There’s nothing like the taste of home grown citrus. Unfortunately, only gardeners in USDA hardiness zones 8 and warmer usually get this experience. But even gardeners in colder climates can enjoy some citrus in containers grown as houseplants in winter and moved outdoors in summer. In warm climates citrus can grow into medium-sized trees (20 to 30 feet). But grown in a container they stay manageable and dwarf.
How to Use in Foodscaping
Outdoors grow citrus trees in the yard as a specimen plant or grow dwarf varieties in a mixed shrub border or as a foundation plant. In containers grow citrus on sunny decks, patios and against south-facing walls and buildings in summer to maximize the amount of heat they receive.
‘Improved Meyer’ lemon, ‘Bearss’ lime, ‘Calamondin’ orange and kumquats are good container types. These trees tend to stay 6 to 12 feet tall. Outdoors there are many choices depending if you are in the humid Southeast or dry West. ‘Moro’ blood oranges, ‘Satsuma’ mandarin orange, ‘Fremont’ tangerines’, and ‘Oroblanco’ grapefruits grow well out West. ‘Valencia’ navel orange, ‘Redblush’ grapefruit, and ‘Dancy’ mandarin orange are some choices for the Southeast.
Outdoors plant full sized trees near other acid-soil loving shrubs such as camellia. Plant dwarf varieties as structural plants with other flowers nearby such as lavender and lamb’s ear. Don’t plant directly under citrus since they have a shallow root system and don’t compete well with other plants. Place containers in the garden, protected from cold winds, on sunny decks and patios.
Plant trees outdoors in a full to part sun location on well-drained, fertile soil. Space trees 10 to 15 feet apart, depending on the selection. In marginal hardy areas, place the trees in microclimates where they will be protected from frost. Plant citrus in containers filled with a mix of potting soil and compost in spring.
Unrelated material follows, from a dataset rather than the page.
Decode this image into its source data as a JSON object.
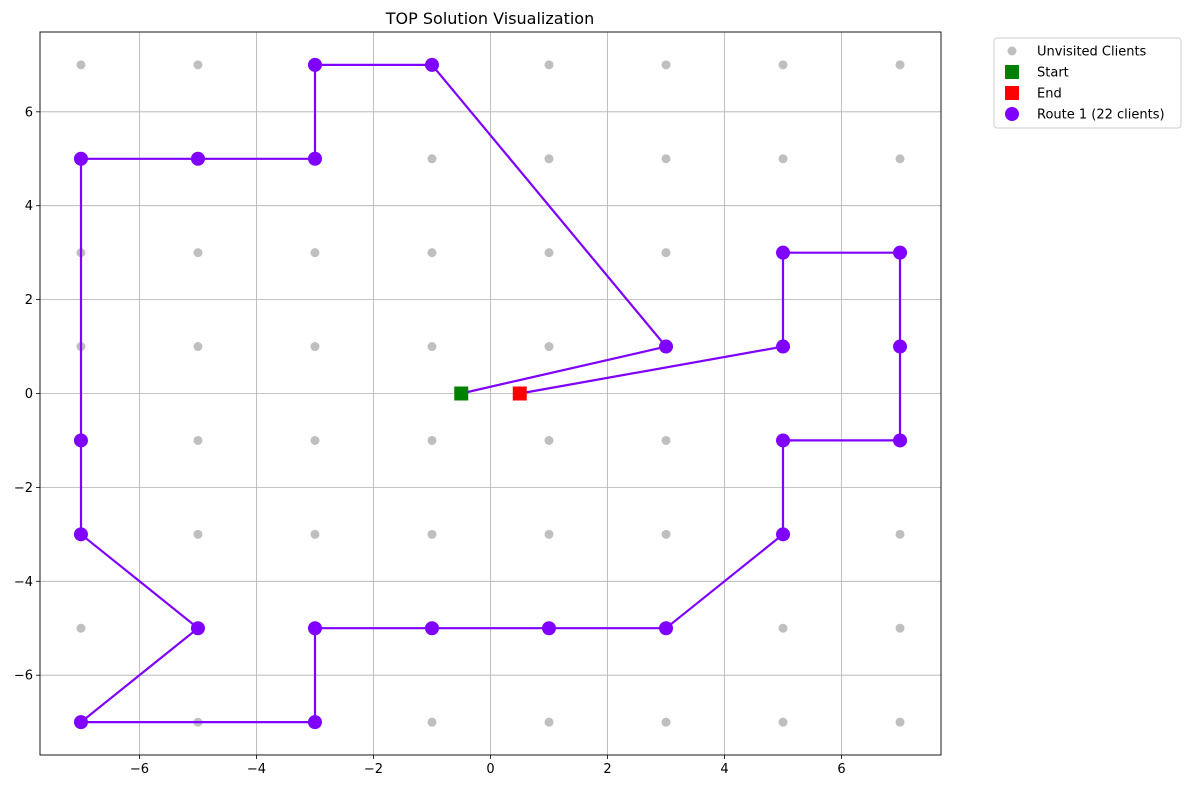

Keep citrus trees fertilized monthly during the growing season with special plant food formulated for citrus. Citrus prefer infrequent deep waterings, versus frequent shallow watering. Use a time-release fertilizer applied in spring for container citrus trees. Many citrus trees are grafted onto rootstocks. Prune off any shoots arising from below the graft union. Also, prune dead, diseased, broken branches and to balance and shape the plant.
Plant disease resistant varieties for your area. Control aphids, scale, and mealybug pests by spraying insecticidal soap on aphids, horticultural oil on scale and dabbing mealybugs with cotton swabs dipped in rubbing alcohol.
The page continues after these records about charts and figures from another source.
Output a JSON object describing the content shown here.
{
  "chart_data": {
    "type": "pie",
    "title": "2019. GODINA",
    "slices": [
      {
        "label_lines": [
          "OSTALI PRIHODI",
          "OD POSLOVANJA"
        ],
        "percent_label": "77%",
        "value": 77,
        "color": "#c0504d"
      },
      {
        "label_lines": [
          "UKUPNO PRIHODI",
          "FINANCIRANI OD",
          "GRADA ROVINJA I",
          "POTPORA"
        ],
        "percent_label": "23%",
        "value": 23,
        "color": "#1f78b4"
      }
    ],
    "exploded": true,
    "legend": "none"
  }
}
Move container citrus indoors once the air temperatures dip below 40F. Place the trees in a sunny window and keep the soil barely moist, but keep the humidity high by grouping plants together or using a humidifier. Some citrus, such as lemons and limes, will continue to flower and fruit indoors.
Different citrus mature at different times of the year depending on the selection. Harvest citrus when they have matured to the final color. Try a few fruits to gauge their sweetness. Citrus will not continue to ripen once picked.